Extenuada de lutas, farta das conquistas artificiais, do peso de seu Império
desmesurado anacrônico e postiço, dos louros inevitavelmente efêmeros da epopeia
napoleônica, os franceses já não queriam lutar e apoiavam molemente um déspota
de que, no fundo, se queriam ver livres. Não há dúvida de que os feitos
militares napoleônicos tem sido canonizados pelos técnicos de guerra como
admiráveis obras primas da perícia militar. Mas a ciência moral se recusava e
se recusa categoricamente a sancionar com igual admiração as causas e as consequências
dessas guerras. Para a Europa inteira, e mesmo para imensas camadas da opinião
francesa, Napoleão não era senão um Átila malfazejo que tinha arrastado seu
país e o mundo inteiro a uma aventura louca. Com o tempo, porém, a recordação
de tudo isto se esvaiu. E o Napoleão da legenda, o Napoleão que se ensina aos
escolares, emergiu heroico, viril, respeitável, na admiração de todos os povos,
mesmo dos que ele oprimiu mais duramente. E ficou para uso dos especialistas a
recordação mais científica, menos brilhante e mais verdadeira, do autêntico
Napoleão, que era o que as famílias na retaguarda, e os moribundos nos campos
de batalha, maldiziam de todo coração.
E haverá
ainda outros exemplos a aduzir”.
Robespierre foi por muito tempo chamado de “o
incorruptível” por historiadores da Revolução Francesa, tido como homem sério e
não corrompido pelos correligionários. Tanto ele como Danton hoje são nomes de
carros de passeio, tidos como heróis e símbolos nacionais franceses. Há um personagem que também é citado
abusivamente como mentor de uma nova era, o autor do “Contrato Social”, Rousseau,
ideólgo da Revolução Francesa e dos novos estados políticos que surgiram a
partir de então. Toda constituição
moderna é feita conforme os princípios do “Contrato Social”, e Rousseau citado
como filósofo avançado e benéfico à humanidade. Voltaire não chegou a compor
uma obra tão útil à Revolução quanto Rousseau, mas por ter sido famoso com seus
romances e ideias libertárias, apesar de ímpio e odiar a Igreja divulgando
princípios ateus, é tratado como um luminar dos novos tempos. Essa gente tão péssima é chamada de
“iluministas”, por pertencerem ao ciclo dos Iluministas daquela época, quer
dizer, “iluminados”, não sei com que luz, talvez com algum candeeiro dos
infernos. Napoleão nem se fala, de
ditador e guerreiro sanguinário passou a ser tratado como grande estrategista
militar, inclusive como modelo a ser seguido.

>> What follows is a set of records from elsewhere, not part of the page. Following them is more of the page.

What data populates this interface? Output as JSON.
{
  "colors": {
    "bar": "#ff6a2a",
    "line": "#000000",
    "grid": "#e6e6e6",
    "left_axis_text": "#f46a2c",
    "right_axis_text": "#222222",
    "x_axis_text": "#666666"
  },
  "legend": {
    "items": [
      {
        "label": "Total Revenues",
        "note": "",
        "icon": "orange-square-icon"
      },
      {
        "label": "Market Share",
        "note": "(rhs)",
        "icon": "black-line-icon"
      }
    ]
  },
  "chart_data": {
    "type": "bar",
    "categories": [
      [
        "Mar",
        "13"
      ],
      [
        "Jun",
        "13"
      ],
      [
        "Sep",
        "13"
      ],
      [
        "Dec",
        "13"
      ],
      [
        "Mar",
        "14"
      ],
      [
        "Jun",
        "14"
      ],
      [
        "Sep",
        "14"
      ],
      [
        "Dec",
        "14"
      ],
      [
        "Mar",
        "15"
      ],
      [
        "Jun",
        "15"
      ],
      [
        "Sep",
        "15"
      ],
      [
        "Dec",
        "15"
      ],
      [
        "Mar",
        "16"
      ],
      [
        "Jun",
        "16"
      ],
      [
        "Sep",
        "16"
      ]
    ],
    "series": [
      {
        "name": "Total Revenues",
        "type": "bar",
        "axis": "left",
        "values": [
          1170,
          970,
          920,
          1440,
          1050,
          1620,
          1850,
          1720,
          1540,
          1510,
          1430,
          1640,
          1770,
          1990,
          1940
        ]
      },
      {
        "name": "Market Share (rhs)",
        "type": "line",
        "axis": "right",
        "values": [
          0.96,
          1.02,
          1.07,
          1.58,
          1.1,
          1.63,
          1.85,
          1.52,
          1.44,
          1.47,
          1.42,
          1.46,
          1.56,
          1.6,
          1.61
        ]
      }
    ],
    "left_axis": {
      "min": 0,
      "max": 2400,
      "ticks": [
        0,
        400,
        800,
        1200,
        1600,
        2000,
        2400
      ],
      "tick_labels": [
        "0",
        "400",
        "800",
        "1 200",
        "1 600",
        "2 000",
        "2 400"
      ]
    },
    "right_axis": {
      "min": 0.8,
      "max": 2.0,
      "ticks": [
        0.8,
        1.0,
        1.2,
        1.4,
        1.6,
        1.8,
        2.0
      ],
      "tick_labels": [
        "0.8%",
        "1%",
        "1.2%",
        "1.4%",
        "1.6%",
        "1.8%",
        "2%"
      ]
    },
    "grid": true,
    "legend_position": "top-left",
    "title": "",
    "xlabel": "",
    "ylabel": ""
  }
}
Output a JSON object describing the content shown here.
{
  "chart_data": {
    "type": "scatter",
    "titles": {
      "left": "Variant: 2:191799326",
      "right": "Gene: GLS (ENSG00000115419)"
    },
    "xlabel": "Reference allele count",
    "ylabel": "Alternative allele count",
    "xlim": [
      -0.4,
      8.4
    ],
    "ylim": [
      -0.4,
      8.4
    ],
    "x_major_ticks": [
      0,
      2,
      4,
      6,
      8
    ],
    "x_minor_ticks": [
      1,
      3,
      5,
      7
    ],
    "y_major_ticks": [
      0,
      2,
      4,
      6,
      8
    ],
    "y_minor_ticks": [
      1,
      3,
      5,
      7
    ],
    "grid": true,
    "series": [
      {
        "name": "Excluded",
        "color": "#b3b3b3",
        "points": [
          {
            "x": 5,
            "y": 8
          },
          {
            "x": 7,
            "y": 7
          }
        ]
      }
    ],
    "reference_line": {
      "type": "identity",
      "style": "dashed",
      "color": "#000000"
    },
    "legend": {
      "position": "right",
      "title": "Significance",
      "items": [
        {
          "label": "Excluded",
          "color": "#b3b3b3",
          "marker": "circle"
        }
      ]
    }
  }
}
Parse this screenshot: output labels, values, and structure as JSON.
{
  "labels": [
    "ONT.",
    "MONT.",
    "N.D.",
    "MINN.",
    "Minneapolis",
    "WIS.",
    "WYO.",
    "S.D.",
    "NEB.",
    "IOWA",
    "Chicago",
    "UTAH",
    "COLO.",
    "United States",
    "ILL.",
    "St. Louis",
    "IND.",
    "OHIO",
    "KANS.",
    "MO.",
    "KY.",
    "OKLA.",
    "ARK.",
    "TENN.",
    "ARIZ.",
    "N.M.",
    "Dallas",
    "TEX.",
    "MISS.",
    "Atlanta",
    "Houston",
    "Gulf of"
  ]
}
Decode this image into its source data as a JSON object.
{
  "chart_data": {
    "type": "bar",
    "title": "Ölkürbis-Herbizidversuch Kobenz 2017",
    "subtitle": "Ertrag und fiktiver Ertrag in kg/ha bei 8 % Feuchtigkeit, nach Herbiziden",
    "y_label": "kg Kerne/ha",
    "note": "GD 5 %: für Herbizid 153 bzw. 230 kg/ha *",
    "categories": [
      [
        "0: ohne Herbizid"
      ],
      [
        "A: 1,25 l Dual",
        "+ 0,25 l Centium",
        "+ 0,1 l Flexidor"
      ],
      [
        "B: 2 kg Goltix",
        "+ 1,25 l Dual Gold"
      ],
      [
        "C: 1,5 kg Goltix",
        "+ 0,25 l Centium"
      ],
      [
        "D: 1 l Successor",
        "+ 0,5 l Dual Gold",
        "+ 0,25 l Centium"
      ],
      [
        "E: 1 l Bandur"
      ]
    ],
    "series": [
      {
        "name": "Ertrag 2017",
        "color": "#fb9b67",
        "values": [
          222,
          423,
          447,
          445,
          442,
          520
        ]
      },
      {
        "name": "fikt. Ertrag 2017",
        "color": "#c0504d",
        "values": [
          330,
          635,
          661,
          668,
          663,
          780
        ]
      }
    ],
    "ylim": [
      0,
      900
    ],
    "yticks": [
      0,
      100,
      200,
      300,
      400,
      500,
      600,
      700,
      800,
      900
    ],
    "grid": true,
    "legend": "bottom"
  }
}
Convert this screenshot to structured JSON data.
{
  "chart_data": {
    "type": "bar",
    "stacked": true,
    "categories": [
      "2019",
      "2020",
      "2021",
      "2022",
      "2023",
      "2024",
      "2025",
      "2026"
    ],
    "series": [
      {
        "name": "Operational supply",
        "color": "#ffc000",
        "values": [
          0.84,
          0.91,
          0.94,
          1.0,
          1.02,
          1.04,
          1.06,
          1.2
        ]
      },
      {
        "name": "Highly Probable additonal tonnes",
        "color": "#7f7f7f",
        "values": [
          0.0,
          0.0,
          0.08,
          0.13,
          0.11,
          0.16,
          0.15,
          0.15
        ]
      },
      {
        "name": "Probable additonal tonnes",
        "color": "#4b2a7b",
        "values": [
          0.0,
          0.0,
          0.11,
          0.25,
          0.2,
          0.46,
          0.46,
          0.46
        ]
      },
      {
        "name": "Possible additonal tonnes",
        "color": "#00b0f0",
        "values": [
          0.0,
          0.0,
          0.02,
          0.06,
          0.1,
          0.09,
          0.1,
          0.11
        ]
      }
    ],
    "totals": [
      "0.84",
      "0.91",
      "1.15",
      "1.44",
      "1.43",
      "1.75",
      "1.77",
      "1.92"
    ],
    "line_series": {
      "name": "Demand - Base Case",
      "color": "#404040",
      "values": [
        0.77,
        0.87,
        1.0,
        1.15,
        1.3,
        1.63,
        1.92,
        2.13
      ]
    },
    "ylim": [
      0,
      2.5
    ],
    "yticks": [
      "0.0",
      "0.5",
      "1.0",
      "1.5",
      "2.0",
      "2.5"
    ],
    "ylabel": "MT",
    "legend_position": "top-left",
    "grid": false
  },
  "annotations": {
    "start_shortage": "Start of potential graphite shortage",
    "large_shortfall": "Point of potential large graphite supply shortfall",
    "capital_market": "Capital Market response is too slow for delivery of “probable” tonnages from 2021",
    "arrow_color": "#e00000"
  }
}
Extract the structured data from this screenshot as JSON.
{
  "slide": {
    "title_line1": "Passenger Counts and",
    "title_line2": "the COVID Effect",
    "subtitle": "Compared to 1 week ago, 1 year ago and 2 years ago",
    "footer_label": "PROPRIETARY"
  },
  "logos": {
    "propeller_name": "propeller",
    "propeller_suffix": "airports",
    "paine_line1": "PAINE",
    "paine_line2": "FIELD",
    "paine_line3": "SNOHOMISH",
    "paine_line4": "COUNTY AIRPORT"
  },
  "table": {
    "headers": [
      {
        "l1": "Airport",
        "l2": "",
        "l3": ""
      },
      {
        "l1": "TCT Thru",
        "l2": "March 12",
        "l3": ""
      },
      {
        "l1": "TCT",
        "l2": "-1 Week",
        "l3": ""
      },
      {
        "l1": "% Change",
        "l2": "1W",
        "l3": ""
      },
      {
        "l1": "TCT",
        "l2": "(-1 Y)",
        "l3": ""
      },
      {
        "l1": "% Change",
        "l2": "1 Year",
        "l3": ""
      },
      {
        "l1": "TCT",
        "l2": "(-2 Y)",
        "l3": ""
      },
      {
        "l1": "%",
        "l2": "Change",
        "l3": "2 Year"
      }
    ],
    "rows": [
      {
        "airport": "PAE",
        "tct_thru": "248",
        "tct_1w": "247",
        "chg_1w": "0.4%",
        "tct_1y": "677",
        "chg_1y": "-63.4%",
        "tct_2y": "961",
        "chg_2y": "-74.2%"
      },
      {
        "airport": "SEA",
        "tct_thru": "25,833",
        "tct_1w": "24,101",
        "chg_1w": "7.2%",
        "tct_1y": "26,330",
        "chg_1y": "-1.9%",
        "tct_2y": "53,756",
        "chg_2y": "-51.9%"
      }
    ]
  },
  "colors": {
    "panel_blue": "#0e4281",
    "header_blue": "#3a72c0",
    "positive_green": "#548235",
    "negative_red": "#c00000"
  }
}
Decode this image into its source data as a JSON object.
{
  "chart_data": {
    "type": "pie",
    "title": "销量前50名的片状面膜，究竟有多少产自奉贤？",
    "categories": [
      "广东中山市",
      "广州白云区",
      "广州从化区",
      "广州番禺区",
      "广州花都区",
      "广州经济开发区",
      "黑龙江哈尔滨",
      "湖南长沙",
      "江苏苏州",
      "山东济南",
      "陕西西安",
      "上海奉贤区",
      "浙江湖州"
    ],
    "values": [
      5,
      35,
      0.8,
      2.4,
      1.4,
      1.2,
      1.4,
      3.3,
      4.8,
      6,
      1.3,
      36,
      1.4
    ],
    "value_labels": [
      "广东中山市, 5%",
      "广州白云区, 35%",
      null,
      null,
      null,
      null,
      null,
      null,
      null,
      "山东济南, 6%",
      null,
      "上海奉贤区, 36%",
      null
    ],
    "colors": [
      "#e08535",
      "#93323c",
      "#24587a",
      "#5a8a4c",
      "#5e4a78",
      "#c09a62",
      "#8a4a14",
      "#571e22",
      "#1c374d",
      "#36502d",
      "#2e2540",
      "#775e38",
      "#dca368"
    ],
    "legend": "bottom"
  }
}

Estes são os da Revolução Francesa, mas outros
revolucionários já tiveram sua vida refeita segundo critérios diferentes a fim
de agradar o grande público, como Lutero, Stalin, Lênin, Mandela, etc. No
Brasil, não houve tentativa de reabilitação histórica, mas da fama, como o caso
de Lula, o qual isentaram dos crimes prometidos e o colocaram novamente na
disputa política para a presidência.
Vejamos quem eram alguns deles:
O Partido Filosófico
E existe, ou existia, um “partido” filosófico?
Isto é, um grupo político composto por gente dedicada à filosofia? Sim, é o que
confirma um grande historiador francês:
―
“Os filósofos gritavam contra a tirania, mas a verdadeira tirania era aquela
que eles exerciam sobre a literatura...
A seu lado, com a sua tolerância, com a ajuda
dos subsídios da aristocracia, com a cumplicidade e participação da
magistratura, da polícia e da
administração,
constituiu-se um novo poder, ativo, audacioso, intolerante: o partido
filosófico. Esse partido tem os seus quadros: as sociedades; os seus chefes: os
enciclopedistas; os seus arautos: os parlamentos; o seu exército: as suas
grandes manobras: as lutas políticas em volta dos impostos e da religião”.[1]
Vejamos alguns membros deste “Partido”:
Voltaire
―Talvez nenhum personagem tenha encarnado tão
profundamente o
espírito
filosófico do século XVIII quanto Voltaire.
Valendo-se da crítica, do deboche, da sátira e
da calúnia, por meio de um estilo fino, inteligente, variado, mas recheado de
obscenidades e blasfêmias, Voltaire visou incessantemente afastar a sociedade
do Ancien Regime dos princípios católicos que ainda a regiam.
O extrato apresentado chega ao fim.